Évidemment, en tapant la prétendue citation du manifeste sur les moteurs de recherche, je ne trouve rien, ce qui ne prouve pas grand-chose du reste, car Jaurès reste encore assez mal référencé (c’est le problème des gens qui ont trop écrit, sur trop de supports différents). Bon. Explorons le discours de Jaurès pour le Congrès du parti en 1908, puisque c’est un de ses plus connus et qu’en plus Jaurès y discute précisément sur ce thème réforme/révolution.
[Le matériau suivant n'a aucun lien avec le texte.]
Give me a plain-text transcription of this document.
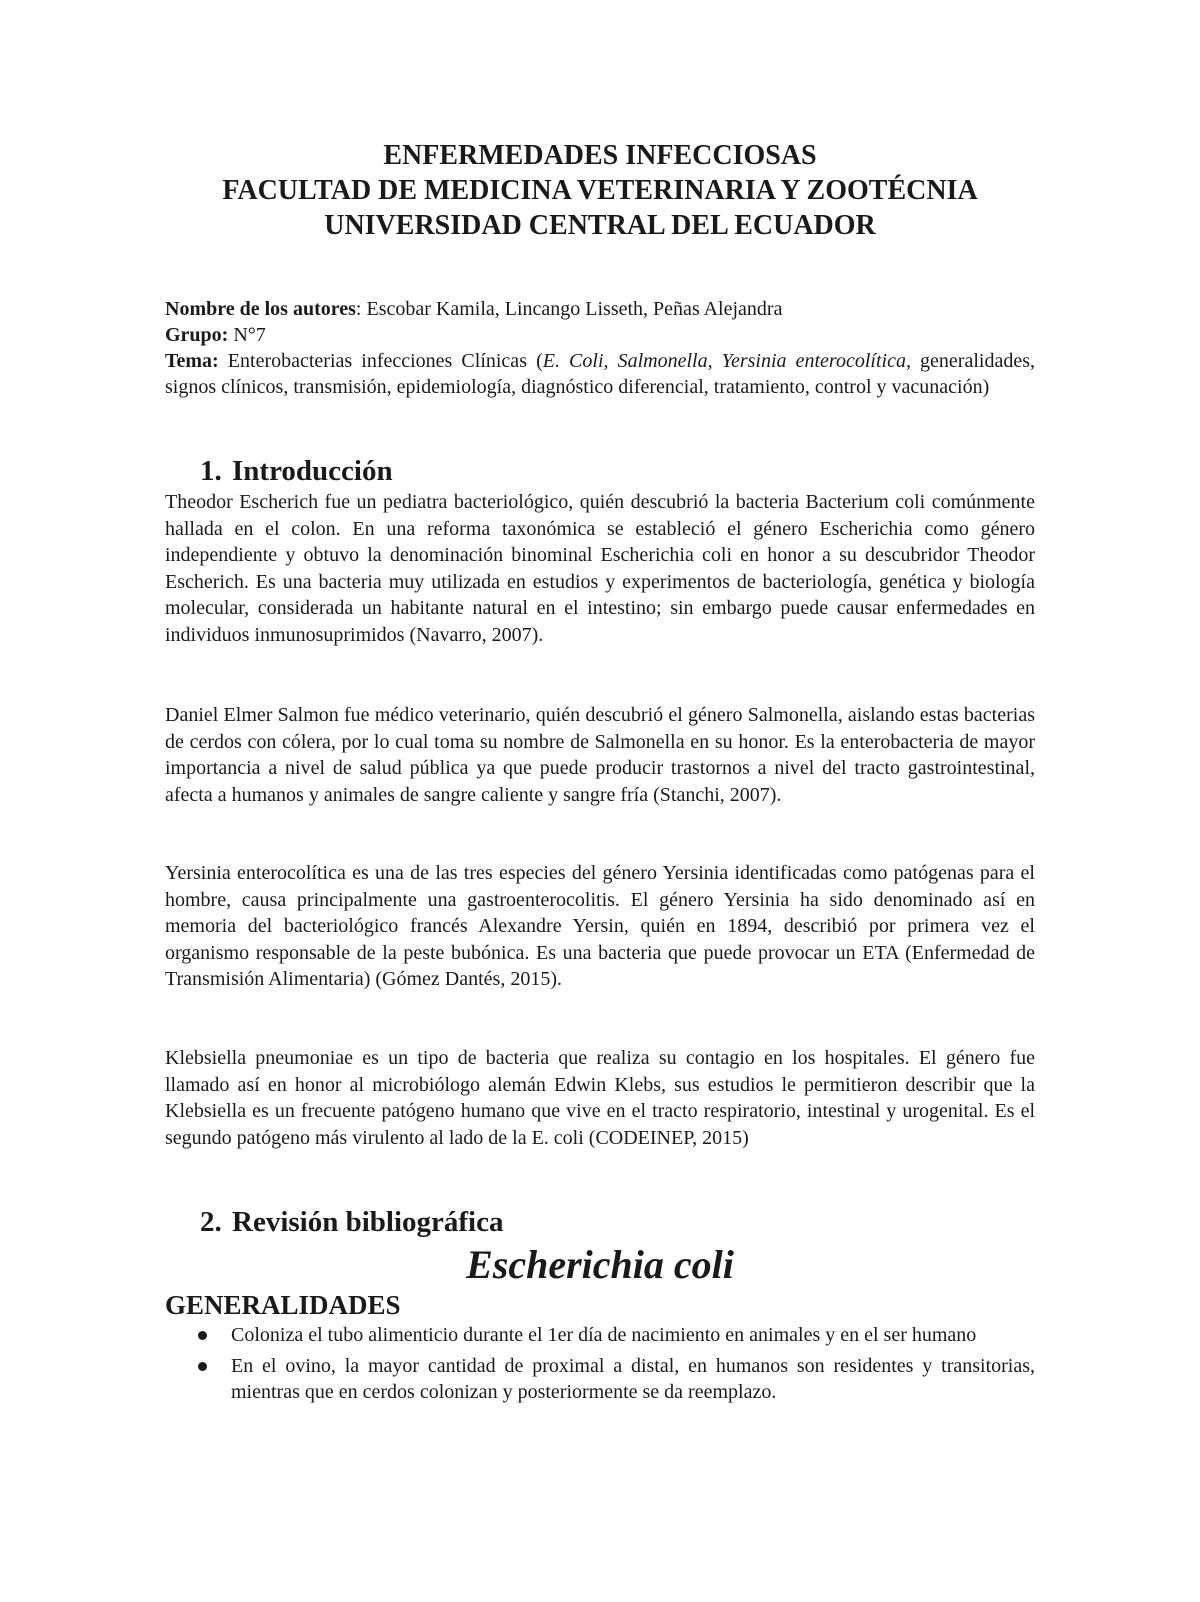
ENFERMEDADES INFECCIOSAS
FACULTAD DE MEDICINA VETERINARIA Y ZOOTÉCNIA
UNIVERSIDAD CENTRAL DEL ECUADOR

Nombre de los autores: Escobar Kamila, Lincango Lisseth, Peñas Alejandra

Grupo: N°7

Tema: Enterobacterias infecciones Clínicas (E. Coli, Salmonella, Yersinia enterocolítica, generalidades, signos clínicos, transmisión, epidemiología, diagnóstico diferencial, tratamiento, control y vacunación)

1. Introducción

Theodor Escherich fue un pediatra bacteriológico, quién descubrió la bacteria Bacterium coli comúnmente hallada en el colon. En una reforma taxonómica se estableció el género Escherichia como género independiente y obtuvo la denominación binominal Escherichia coli en honor a su descubridor Theodor Escherich. Es una bacteria muy utilizada en estudios y experimentos de bacteriología, genética y biología molecular, considerada un habitante natural en el intestino; sin embargo puede causar enfermedades en individuos inmunosuprimidos (Navarro, 2007).

Daniel Elmer Salmon fue médico veterinario, quién descubrió el género Salmonella, aislando estas bacterias de cerdos con cólera, por lo cual toma su nombre de Salmonella en su honor. Es la enterobacteria de mayor importancia a nivel de salud pública ya que puede producir trastornos a nivel del tracto gastrointestinal, afecta a humanos y animales de sangre caliente y sangre fría (Stanchi, 2007).

Yersinia enterocolítica es una de las tres especies del género Yersinia identificadas como patógenas para el hombre, causa principalmente una gastroenterocolitis. El género Yersinia ha sido denominado así en memoria del bacteriológico francés Alexandre Yersin, quién en 1894, describió por primera vez el organismo responsable de la peste bubónica. Es una bacteria que puede provocar un ETA (Enfermedad de Transmisión Alimentaria) (Gómez Dantés, 2015).

Klebsiella pneumoniae es un tipo de bacteria que realiza su contagio en los hospitales. El género fue llamado así en honor al microbiólogo alemán Edwin Klebs, sus estudios le permitieron describir que la Klebsiella es un frecuente patógeno humano que vive en el tracto respiratorio, intestinal y urogenital. Es el segundo patógeno más virulento al lado de la E. coli (CODEINEP, 2015)

2. Revisión bibliográfica

Escherichia coli

GENERALIDADES

Coloniza el tubo alimenticio durante el 1er día de nacimiento en animales y en el ser humano
En el ovino, la mayor cantidad de proximal a distal, en humanos son residentes y transitorias, mientras que en cerdos colonizan y posteriormente se da reemplazo.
Et effectivement on y retrouve une citation qui y ressemble :

Je dis qu’à mon sens – et c’est là l’objet essentiel de la motion du Tarn – il importe, pour l’éducation même du prolétariat, pour la libération même des cerveaux ouvriers, pour la préparation même de la force prolétarienne qui doit un jour arriver à l’intégralité du pouvoir, il importe que ce ne soit pas seulement par des formules, si vraies soient-elles, si pleines de sens soient-elles, que ce ne soit pas seulement par une propagande théorique à laquelle, pour ma part, je suis passionnément attaché, mais par une série de réalisations, que le prolétariat, aujourd’hui misérable, accablé, prenne enfin conscience de sa force, parce que c’est de cette conscience surtout qu’il a besoin.

C’est tout de suite d’un autre niveau ! Et le fond est assez différent : la victoire chez Jaurès est un moyen et non pas une fin, car il sait que le chemin vers le socialisme ne s’écourte pas.